Kooperation leidet bei Unachtsamkeit

Von Matthias Wallenfels

Auch die Akteure im Gesundheitssystem leben von einem gut funktionierenden Netzwerk der einzelnen Anbieter. Wer über die Sektorengrenzen hinweg gut kooperieren kann, stärkt seine Position im Markt. Geben und Nehmen zum beiderseitigen Vorteil eben!

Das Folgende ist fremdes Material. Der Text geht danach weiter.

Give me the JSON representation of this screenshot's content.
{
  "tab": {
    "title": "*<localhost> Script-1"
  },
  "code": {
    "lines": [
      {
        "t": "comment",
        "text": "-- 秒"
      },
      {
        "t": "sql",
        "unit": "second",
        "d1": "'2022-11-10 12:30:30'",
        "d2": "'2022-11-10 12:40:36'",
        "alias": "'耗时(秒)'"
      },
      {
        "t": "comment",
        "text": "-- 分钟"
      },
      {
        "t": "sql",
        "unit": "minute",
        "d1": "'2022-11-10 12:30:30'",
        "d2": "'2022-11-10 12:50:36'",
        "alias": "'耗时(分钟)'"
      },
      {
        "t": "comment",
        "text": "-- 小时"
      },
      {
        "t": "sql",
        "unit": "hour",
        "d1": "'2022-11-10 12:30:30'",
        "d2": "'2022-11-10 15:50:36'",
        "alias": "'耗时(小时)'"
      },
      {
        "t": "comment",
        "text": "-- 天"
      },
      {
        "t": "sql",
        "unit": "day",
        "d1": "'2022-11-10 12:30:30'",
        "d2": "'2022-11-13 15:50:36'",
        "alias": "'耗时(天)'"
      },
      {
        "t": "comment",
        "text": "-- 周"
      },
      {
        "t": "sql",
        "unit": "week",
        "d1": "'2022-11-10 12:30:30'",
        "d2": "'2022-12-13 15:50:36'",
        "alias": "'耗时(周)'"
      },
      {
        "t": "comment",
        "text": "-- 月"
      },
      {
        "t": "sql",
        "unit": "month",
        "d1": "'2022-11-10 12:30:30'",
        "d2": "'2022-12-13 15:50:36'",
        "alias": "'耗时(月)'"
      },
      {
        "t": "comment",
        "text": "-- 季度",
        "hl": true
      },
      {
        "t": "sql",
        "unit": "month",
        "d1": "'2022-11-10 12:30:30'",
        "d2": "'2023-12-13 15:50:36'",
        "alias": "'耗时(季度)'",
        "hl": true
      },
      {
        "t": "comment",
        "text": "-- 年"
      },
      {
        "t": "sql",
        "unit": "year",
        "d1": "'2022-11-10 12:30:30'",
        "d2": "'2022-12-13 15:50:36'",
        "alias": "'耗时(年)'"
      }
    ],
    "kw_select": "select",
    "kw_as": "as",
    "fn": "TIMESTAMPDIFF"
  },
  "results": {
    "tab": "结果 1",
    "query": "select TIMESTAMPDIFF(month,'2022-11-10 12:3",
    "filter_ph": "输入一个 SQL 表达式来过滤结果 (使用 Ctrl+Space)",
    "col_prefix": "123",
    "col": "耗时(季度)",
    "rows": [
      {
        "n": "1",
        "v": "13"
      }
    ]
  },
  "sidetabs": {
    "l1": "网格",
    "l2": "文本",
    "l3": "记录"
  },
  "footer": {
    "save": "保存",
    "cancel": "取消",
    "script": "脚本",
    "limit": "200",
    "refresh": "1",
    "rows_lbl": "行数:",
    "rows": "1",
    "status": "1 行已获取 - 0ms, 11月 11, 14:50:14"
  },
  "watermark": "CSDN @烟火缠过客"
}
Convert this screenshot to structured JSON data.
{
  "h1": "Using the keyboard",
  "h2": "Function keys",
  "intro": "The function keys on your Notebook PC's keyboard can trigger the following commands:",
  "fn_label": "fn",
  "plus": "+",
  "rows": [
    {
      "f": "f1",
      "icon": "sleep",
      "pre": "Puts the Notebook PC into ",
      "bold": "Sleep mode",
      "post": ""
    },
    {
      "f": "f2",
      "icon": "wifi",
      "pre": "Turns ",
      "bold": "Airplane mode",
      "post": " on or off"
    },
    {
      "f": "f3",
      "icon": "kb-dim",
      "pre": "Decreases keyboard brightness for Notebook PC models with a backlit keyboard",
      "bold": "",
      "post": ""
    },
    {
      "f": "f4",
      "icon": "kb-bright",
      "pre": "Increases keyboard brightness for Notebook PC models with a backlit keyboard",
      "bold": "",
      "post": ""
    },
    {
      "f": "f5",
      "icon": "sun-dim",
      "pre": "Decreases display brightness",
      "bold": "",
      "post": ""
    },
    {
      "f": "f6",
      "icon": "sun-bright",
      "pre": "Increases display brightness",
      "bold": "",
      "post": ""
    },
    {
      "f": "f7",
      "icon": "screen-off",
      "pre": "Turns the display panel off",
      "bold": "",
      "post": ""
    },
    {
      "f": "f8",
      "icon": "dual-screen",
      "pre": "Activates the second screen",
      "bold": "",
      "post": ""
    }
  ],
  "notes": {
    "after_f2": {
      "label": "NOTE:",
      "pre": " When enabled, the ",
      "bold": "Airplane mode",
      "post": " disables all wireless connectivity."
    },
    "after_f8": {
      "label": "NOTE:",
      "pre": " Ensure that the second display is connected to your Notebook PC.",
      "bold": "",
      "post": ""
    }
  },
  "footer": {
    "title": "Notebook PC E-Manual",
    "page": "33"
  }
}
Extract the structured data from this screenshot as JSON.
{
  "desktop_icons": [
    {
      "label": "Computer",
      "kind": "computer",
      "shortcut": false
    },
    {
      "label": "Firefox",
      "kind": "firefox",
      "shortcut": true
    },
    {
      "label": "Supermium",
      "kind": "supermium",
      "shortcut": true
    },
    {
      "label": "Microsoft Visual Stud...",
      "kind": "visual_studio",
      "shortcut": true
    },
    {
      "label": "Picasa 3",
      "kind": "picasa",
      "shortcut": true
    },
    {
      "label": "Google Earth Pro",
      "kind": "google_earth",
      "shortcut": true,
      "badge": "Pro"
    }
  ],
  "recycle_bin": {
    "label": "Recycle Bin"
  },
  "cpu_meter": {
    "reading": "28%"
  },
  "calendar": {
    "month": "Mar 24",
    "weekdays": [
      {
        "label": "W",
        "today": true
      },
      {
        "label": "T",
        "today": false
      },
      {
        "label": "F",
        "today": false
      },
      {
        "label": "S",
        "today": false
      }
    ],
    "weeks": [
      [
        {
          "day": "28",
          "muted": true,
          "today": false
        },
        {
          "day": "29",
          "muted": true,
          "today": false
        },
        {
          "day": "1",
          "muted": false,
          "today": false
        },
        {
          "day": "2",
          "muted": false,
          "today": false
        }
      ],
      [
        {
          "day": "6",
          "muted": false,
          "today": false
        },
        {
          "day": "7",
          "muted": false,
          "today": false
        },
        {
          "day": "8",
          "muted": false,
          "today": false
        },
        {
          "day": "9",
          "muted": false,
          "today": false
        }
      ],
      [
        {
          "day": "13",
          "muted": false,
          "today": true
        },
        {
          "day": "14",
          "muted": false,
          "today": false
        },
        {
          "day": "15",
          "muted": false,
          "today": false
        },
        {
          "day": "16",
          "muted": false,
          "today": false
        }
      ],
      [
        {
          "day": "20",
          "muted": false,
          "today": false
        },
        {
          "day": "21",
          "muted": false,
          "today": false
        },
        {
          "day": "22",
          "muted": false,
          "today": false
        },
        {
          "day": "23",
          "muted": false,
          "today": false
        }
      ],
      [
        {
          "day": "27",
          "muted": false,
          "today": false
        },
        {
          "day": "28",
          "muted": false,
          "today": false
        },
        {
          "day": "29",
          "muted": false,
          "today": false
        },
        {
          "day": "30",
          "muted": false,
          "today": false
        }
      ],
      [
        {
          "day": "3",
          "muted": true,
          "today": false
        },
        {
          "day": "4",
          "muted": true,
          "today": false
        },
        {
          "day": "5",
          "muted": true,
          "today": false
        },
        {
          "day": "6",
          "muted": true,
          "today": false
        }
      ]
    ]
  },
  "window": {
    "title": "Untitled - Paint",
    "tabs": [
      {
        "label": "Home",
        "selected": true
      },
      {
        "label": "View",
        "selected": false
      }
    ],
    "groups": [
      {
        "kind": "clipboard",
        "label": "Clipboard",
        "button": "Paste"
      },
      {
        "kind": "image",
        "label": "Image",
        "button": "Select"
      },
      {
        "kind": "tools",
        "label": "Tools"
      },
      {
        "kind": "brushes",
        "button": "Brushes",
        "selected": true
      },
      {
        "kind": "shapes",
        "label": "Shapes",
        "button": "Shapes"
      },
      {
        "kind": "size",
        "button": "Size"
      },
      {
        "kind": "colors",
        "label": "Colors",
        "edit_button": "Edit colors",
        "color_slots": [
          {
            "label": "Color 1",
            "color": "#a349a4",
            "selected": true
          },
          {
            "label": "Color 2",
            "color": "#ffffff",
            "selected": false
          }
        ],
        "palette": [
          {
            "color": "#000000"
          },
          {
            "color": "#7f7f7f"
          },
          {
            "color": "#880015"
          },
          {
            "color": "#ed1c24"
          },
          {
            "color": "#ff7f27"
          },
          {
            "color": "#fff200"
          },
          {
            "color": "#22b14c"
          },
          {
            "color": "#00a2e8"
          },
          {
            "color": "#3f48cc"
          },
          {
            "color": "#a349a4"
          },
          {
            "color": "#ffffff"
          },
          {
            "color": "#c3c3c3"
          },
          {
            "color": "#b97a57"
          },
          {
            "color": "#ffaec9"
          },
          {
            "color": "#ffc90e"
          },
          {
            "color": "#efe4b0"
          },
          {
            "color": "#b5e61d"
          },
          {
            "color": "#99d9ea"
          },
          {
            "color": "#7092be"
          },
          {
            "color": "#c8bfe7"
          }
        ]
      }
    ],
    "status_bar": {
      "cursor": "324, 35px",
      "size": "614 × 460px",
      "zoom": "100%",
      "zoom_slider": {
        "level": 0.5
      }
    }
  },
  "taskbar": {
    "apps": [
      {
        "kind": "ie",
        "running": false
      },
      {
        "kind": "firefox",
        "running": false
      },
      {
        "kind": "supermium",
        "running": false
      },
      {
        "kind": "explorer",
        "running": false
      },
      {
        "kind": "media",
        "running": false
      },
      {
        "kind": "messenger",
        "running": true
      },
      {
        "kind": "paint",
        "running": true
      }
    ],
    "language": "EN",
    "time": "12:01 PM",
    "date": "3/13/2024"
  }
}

Wer also im Rahmen der gesetzlichen Möglichkeiten erfolgreich mit anderen Anbietern zusammenarbeiten möchte, tut gut daran, die Auswirkungen seines Handelns auf die Partner zu bedenken.

Dies hat nicht nur zur Folge, dass das Verbot der Zuweisung gegen Entgelt auf jeden Fall zu respektieren ist. Auch Flüchtigkeitsfehler können fatale Folgen haben - und zwar für den kooperierenden Leistungserbringer.

So geschehen im Falle eines Physiotherapeuten, der nach Vorlage eines entsprechenden ärztlichen Rezeptes zehn statt der sechs gesetzlich höchstens auf einem Rezept verordnungsfähigen Heilbehandlungen erbracht hatte.

Dieser hat nun das Nachsehen, da nach richterlicher Prüfung kein Leistungsträger den - verordneten - Mehraufwand zu erstatten hat. Schickt der Therapeut Patienten mit solchen Rezepten zurück, sorgt das nicht nur für schlechtere Stimmung, sondern auch für unnötigen Mehraufwand - für alle Beteiligten.